Monday, 11 November 2013

Commissioner Presentation to Church and Society Food Poverty Workshop


26 October 2013

Commissioner from the PTC – Presentation to C. of S. Church and Society Food Poverty workshop, St Matthews Church, Perth

Benefits are not adequate to meet basic needs. I am not living on benefits but struggling to survive on them, and with the introduction of the “bedroom tax”, I have less to spend on even the basics like milk and bread, let alone healthy fruit and vegetables.

I am in receipt of Employment Support Allowance (ESA) as I have a chronic illness. I receive a reduction of £6.00 a week on my bedroom tax, but in order to meet the shortfall I often only eat toast 2 days a week. Last week I felt I was being penalised for being poor + disabled when I had to pay £10 for a doctor’s letter. It was money I did not have, so it had to come out of my food budget. Foodbanks were not an option for me, as many can only be accessed through Social Work Services, and if I don’t have money to buy food how would I find the money to travel to them. There is also the stigma attached to them. I would be ashamed if my family found out I was using them. Foodbanks are “modern malnutrition.”

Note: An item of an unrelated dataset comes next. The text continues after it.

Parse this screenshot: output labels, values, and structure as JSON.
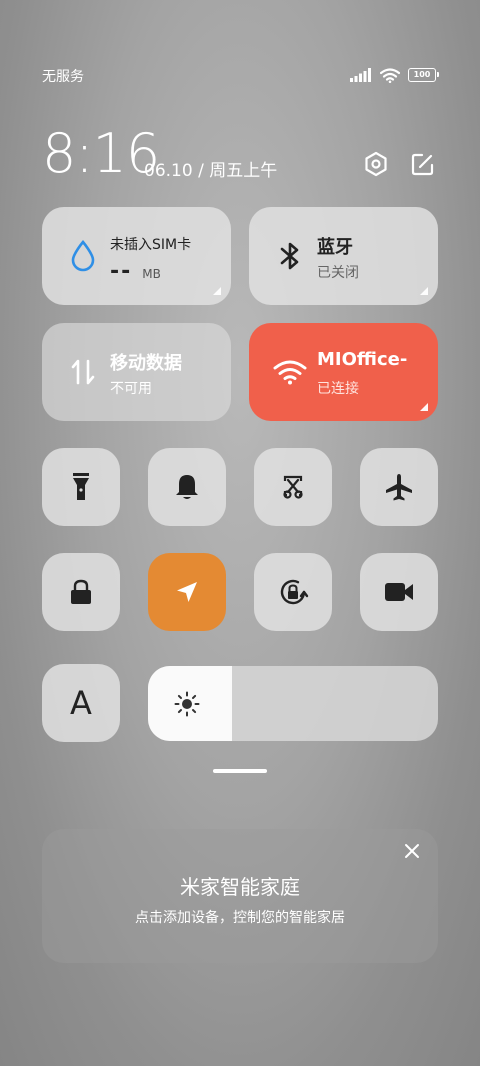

I want to feed my family a healthy diet, but rising food costs prevent me from doing so. I can buy 20 sausage rolls for the price of 1 melon, or 5 packets of biscuits for the price of a loaf of bread. The unseen costs of cooking meals are also a barrier I face. I have a prepayment meter. It costs me £4.00 to cook a chicken in the oven, so instead I opt for unhealthy ready meal chicken dinners, which only cost 12p to cook in a microwave.

Accessibility to food is also a barrier to those on benefits. Small local shops both urban and rural, sell poor quality expensive and short life foodstuffs, yet in order to access large supermarkets with high quality, cheaper products, it often costs 7% of your food budget, so it is not a viable option. What annoys me is politicians and the media saying “people are not managing their benefit payments properly if they have to resort to foodbanks,” when the reality is that the amount you receive in benefits is inadequate to sustain you.

Monday, 4 November 2013

"Statistics are people with the tears washed away"

One of our Commissioners, Jen Wallace, reflects on her involvement with the Poverty Truth Commission:

Blog for Poverty Truth Commission

Jen Wallace, October 2013

When I was approached to become involved in the on-going work of the Poverty Truth Commission earlier this year I confess to being slightly sceptical of the process.  Some of my reticence was due to being identified as a ‘civic leader’ who could help them to make change happen, but in all honesty more of my unease centred on whether direct conversations with people living in poverty would make a difference to my world view.  As a social researcher by trade, I’ve spent my professional life reading, writing and commenting on reports on social exclusion, with their associated quotes and statistics. 

The extent to which the Poverty Truth Conversations have impacted on me has therefore taken me by surprise.  The activities are best described as ‘semi-structured’ with regular meetings of the whole group, sub-groups covering a number of identified themes (stigma, in-work poverty, the costs of poverty and welfare reform) and occasional cups of coffee and cake with other members. 

Peppered throughout are testimonies from people living in poverty.  With great strength, they have spoken to the whole group about their experiences of domestic abuse, benefits sanctions and the powerful stigma associated with living in poverty.  There is contained anger at the rising need for food banks across Scotland in the 21st Century.  They remind us of the people behind the headlines. 

The impact is not just emotionally powerful, with years of careful policy development behind me I have become used to using the traditional tools of influence (reports, briefings, meetings with civil servants).  Our recent sub-group conversations about the use of zero-hours contracts ended with the decision just to write to Cabinet Secretary John Swinney and ask him directly about the government’s views on these contracts.  A simple letter, containing testimony from people directly affected, cutting through the usual time consuming and frustrating processes.  But why shouldn’t we ask directly, they are our elected representatives after all. 

Part of the difficulty in writing about the work of the Poverty Truth Commission and these subsequent conversations is that the outcome of the work is unclear.  Allowing the focus and activities to come from the conversations themselves instead of a pre-set agenda is brave and at times disconcerting.  At the end of the day, outcomes will rely on the relationship that have developed, the links that are made within and beyond the Commission, and a little bit of luck in terms of identifying where we can make most difference to people living in poverty. 

For those who attend the Poverty Truth conversations, they are by equal parts challenging and inspiring.  The other members will know I have a strong predilection to using quotes when my own words fail me.  At the end of the one of the meetings I reflected on the quote by Victor Sidel – ‘statistics are people with the tears washed away’.  The Poverty Truth Commission is an inspiring way of bringing those people, their tears but also their laughter, back to the heart of policy-making.